As it stands now, the plan is to begin construction of utilities for the second phase in early 2013.
“We have verified that there have been no substantive changes to the city engineering design standards since the plans were first approved by the city and the developer’s engineer is verifying the plans are in compliance with any revisions to TCEQ requirements since that time,” Dormier adds.
As for the size of the lots, the minimum lot size for the subdivision is 15,000 square feet. The lots in the second phase vary from 15,000 to over 50,000 square feet in size.
A preconstruction conference had originally been scheduled for the week of Dec. 17 concerning the second phase, however Dormier says the preconstruction conference was not held because they city did not have verification of the engineer review and comparison to TCEQ requirements yet.

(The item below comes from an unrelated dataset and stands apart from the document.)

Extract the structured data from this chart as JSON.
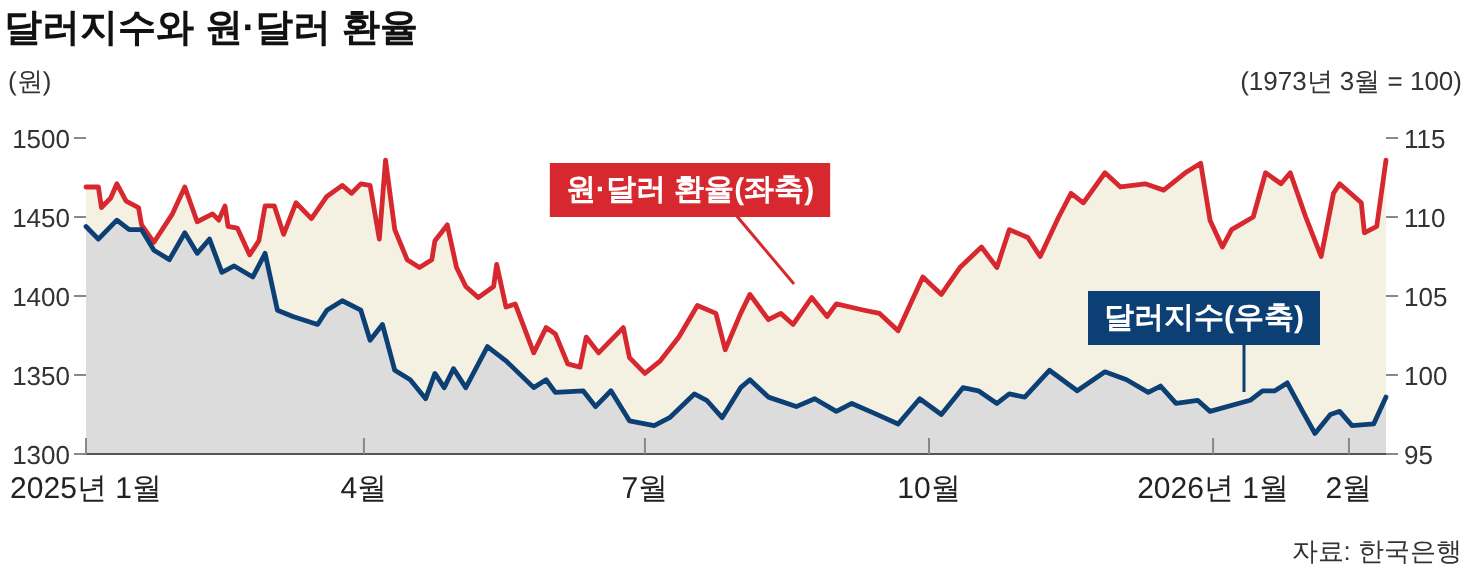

The information is expected in several weeks.
“The addition of over 100 lots in a great neighborhood will provide new tax dollars for our city and will also increase our population by roughly 10 percent when built out,” Dormier says. “While we are increasing our efforts to add commercial and retail business to the city, we currently rely heavily on property taxes to fund our budget.”
Dormier says at this time it is still undecided who will be chosen as the builder for construction, but the project should add about 350 residents when completed.
“This is the first new residential lot construction in Ovilla in several years and we are really happy to have this occurring at this time,” Dormier concludes. “We have no indication of the timeframe for completion of the new houses as this will be based on market conditions.”